The sun is a big ball of gas, so it’s not solid the way earth is.

And so it turns out the equator of the sun completes one revolution faster than other latitudes on the sun.

So it doesn’t rotate as a solid object.

Look at that, because it’s a big ball of gas.

So the middle could be going faster than the tops, because it’s not…

Ah, that’s correct.

Just to be clear, it is always physically going faster, because it has more distance to travel.

So even if the sun were solid, it would be traveling faster the way equatorial residents on earth.

They’re all traveling 1,000 miles an hour.

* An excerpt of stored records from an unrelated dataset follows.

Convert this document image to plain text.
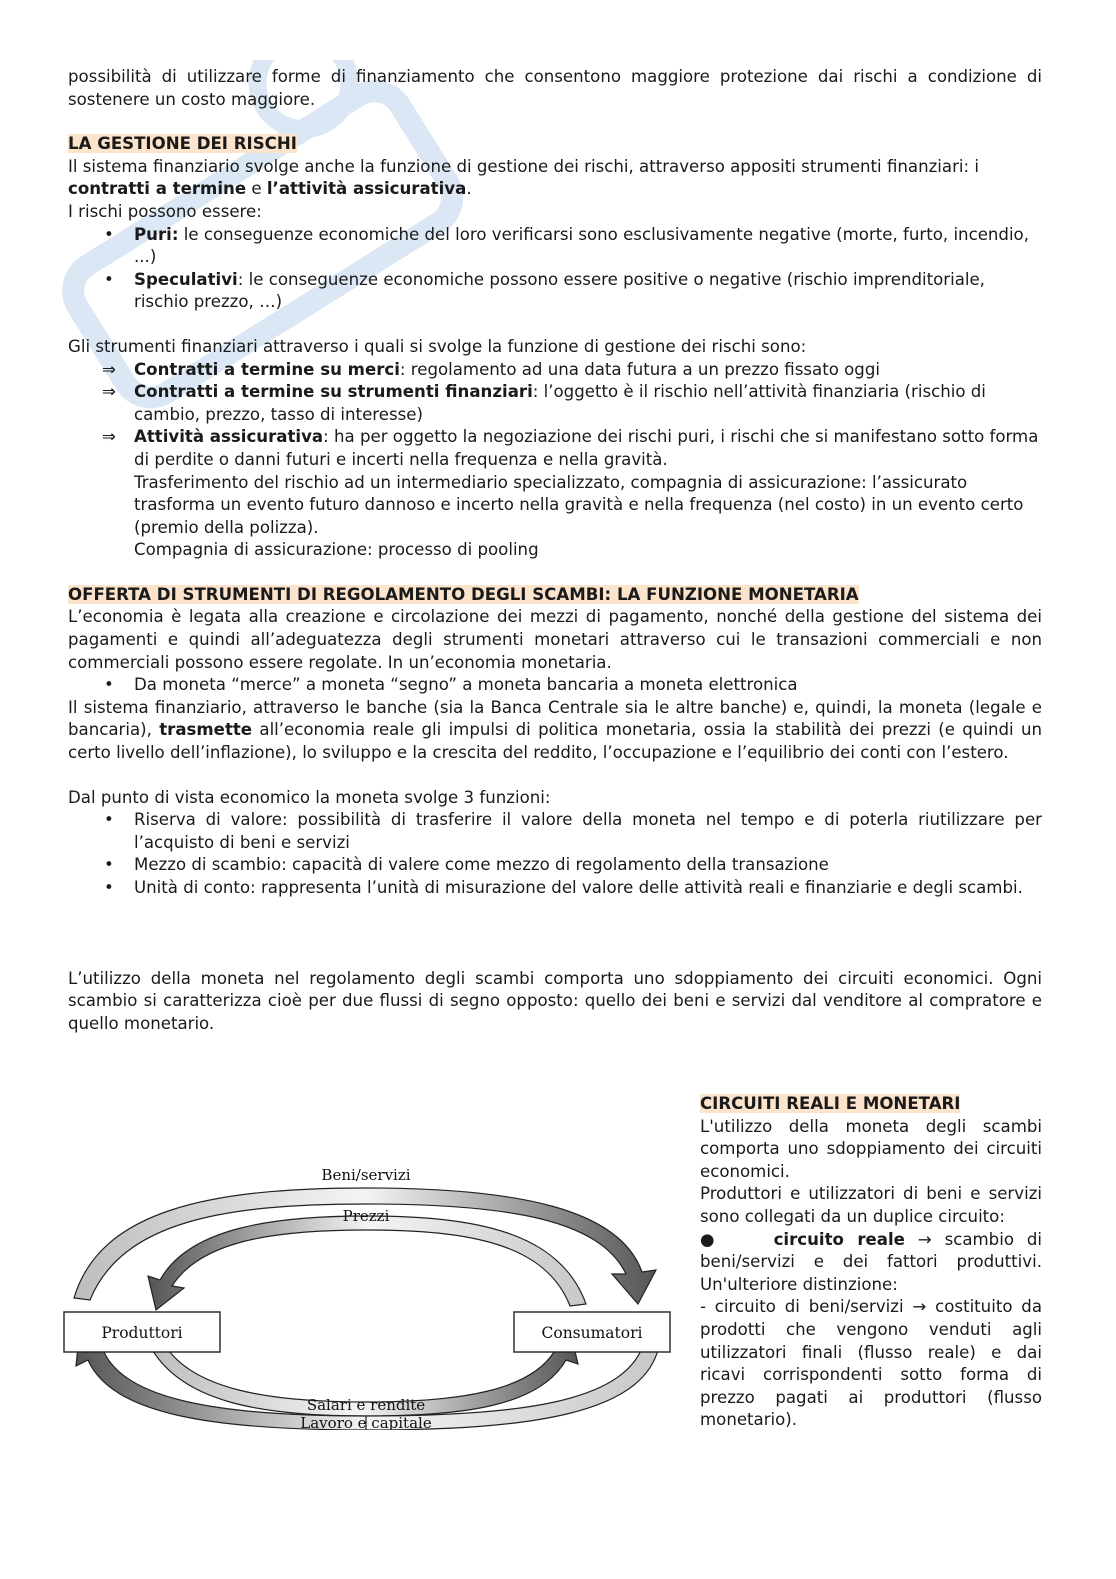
possibilità di utilizzare forme di finanziamento che consentono maggiore protezione dai rischi a condizione di sostenere un costo maggiore.

LA GESTIONE DEI RISCHI

Il sistema finanziario svolge anche la funzione di gestione dei rischi, attraverso appositi strumenti finanziari: i contratti a termine e l’attività assicurativa.

I rischi possono essere:

• Puri: le conseguenze economiche del loro verificarsi sono esclusivamente negative (morte, furto, incendio, ...)
• Speculativi: le conseguenze economiche possono essere positive o negative (rischio imprenditoriale, rischio prezzo, …)

Gli strumenti finanziari attraverso i quali si svolge la funzione di gestione dei rischi sono:

⇒ Contratti a termine su merci: regolamento ad una data futura a un prezzo fissato oggi
⇒ Contratti a termine su strumenti finanziari: l’oggetto è il rischio nell’attività finanziaria (rischio di cambio, prezzo, tasso di interesse)
⇒ Attività assicurativa: ha per oggetto la negoziazione dei rischi puri, i rischi che si manifestano sotto forma di perdite o danni futuri e incerti nella frequenza e nella gravità.

Trasferimento del rischio ad un intermediario specializzato, compagnia di assicurazione: l’assicurato trasforma un evento futuro dannoso e incerto nella gravità e nella frequenza (nel costo) in un evento certo (premio della polizza).

Compagnia di assicurazione: processo di pooling

OFFERTA DI STRUMENTI DI REGOLAMENTO DEGLI SCAMBI: LA FUNZIONE MONETARIA

L’economia è legata alla creazione e circolazione dei mezzi di pagamento, nonché della gestione del sistema dei pagamenti e quindi all’adeguatezza degli strumenti monetari attraverso cui le transazioni commerciali e non commerciali possono essere regolate. In un’economia monetaria.

• Da moneta “merce” a moneta “segno” a moneta bancaria a moneta elettronica

Il sistema finanziario, attraverso le banche (sia la Banca Centrale sia le altre banche) e, quindi, la moneta (legale e bancaria), trasmette all’economia reale gli impulsi di politica monetaria, ossia la stabilità dei prezzi (e quindi un certo livello dell’inflazione), lo sviluppo e la crescita del reddito, l’occupazione e l’equilibrio dei conti con l’estero.

Dal punto di vista economico la moneta svolge 3 funzioni:

• Riserva di valore: possibilità di trasferire il valore della moneta nel tempo e di poterla riutilizzare per l’acquisto di beni e servizi
• Mezzo di scambio: capacità di valere come mezzo di regolamento della transazione
• Unità di conto: rappresenta l’unità di misurazione del valore delle attività reali e finanziarie e degli scambi.

L’utilizzo della moneta nel regolamento degli scambi comporta uno sdoppiamento dei circuiti economici. Ogni scambio si caratterizza cioè per due flussi di segno opposto: quello dei beni e servizi dal venditore al compratore e quello monetario.

Beni/servizi
Prezzi
Produttori	Consumatori
Salari e rendite
Lavoro e capitale

CIRCUITI REALI E MONETARI

L'utilizzo della moneta degli scambi comporta uno sdoppiamento dei circuiti economici.

Produttori e utilizzatori di beni e servizi sono collegati da un duplice circuito:

●	circuito reale → scambio di beni/servizi e dei fattori produttivi. Un'ulteriore distinzione:

- circuito di beni/servizi → costituito da prodotti che vengono venduti agli utilizzatori finali (flusso reale) e dai ricavi corrispondenti sotto forma di prezzo pagati ai produttori (flusso monetario).
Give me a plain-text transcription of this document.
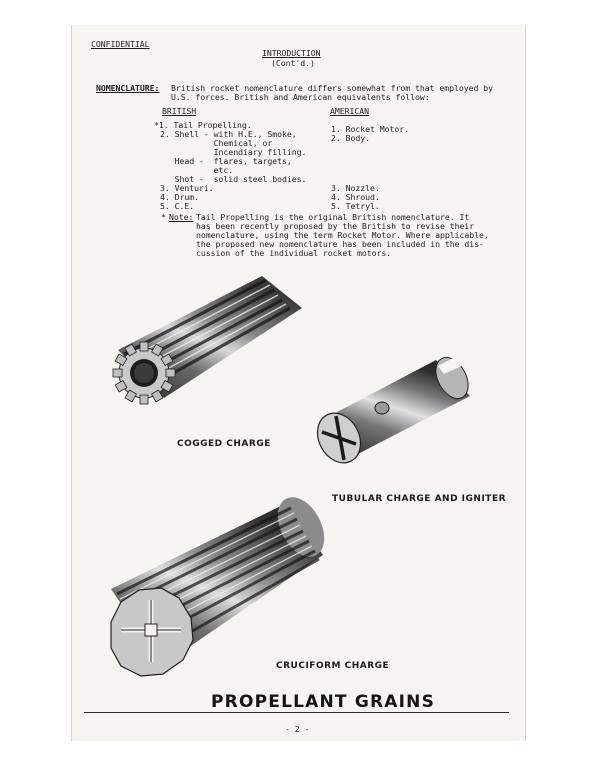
CONFIDENTIAL
INTRODUCTION
(Cont'd.)
NOMENCLATURE: British rocket nomenclature differs somewhat from that employed by
U.S. forces. British and American equivalents follow:
BRITISH	AMERICAN
*1. Tail Propelling.
2. Shell - with H.E., Smoke,
Chemical, or
Incendiary filling.
Head -  flares, targets,
etc.
Shot -  solid steel bodies.
3. Venturi.
4. Drum.
5. C.E.
1. Rocket Motor.
2. Body.
3. Nozzle.
4. Shroud.
5. Tetryl.
* Note: Tail Propelling is the original British nomenclature. It
has been recently proposed by the British to revise their
nomenclature, using the term Rocket Motor. Where applicable,
the proposed new nomenclature has been included in the dis-
cussion of the individual rocket motors.
COGGED CHARGE
TUBULAR CHARGE AND IGNITER
CRUCIFORM CHARGE
PROPELLANT GRAINS
- 2 -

We here in the middle, like New York, latitudes are traveling only about 800 miles an hour due east.

Because we both complete a circle at the same time.

But they went a bigger distance.

So they’ve got to be traveling faster.

As the merry-go-round effect, the outer courses are moving faster on the merry-go-round than the inner ones, even though it’s moving as a solid, rotating as a solid object.

With the sun, the equator rotates faster.

Now here’s the rub, so watch what happens.

Because the entire ball is magnetically charged and there are magnetic fields within it, the magnetic field wants to hold on to the plasma.

And the rotating sun says, no you don’t, I’m going to stretch you as I, what we say, differentially rotate.

Nice.

Okay, and as that happens, the magnetic fields stretch and stretch and stretch.

And there’s a point where they can no longer stay attached.

And they snap.

And this snapping is a very complicated magneto-hydrodynamical mechanism, but the disruption of the orderly magnetic fields are what it punches through to make the flares on the surface of the sun.

And when everybody punches out and they get it out of the system, the magnetic fields reconnect and we start the cycle again.

But wait, when the cycle repeats, okay, oh, by the way, the sun has a north pole and a south pole in addition to all of this, just so you know.

Okay.

Okay.

But when the cycle repeats, the entire magnetic field of the sun has flipped.

Oh, snap.

So it’s in fact a 22-year complete cycle, not an 11-year cycle.

Yeah.

Yeah.

That is amazing.

That’s the sun is doing all that while you’re sitting out there, you know, on the beach.

While I’m getting beautiful.

It does all that.

And it makes me look good too.

So I got to quote Galileo before we run out of time here.

Galileo said, I’m paraphrasing because he said it more poetically than I’m about to recount.

The sun manages to keep the planets in their appointed paths, yet somehow manages to ripen a bunch of grapes as though it had nothing else in the world to do.

Oh, that Galileo, he knew how to turn a phrase, that’s for sure.

And my boy was a wine drinker, so that’s what he’s talking about.

He’s thinking about what else you do with them grapes.

Exactly.

That’s pretty, that’s cool.

So that’s all the sun I could squeeze into 15 minutes here.

Oh man, that was fun.

That’s enough for you.

All right.

All right, Chuck.

So that was the stuff you didn’t know but may be glad you learned rather than stuff you thought you knew.

So, all right, call it quits there, Neil deGrasse Tyson, as always, keep looking out.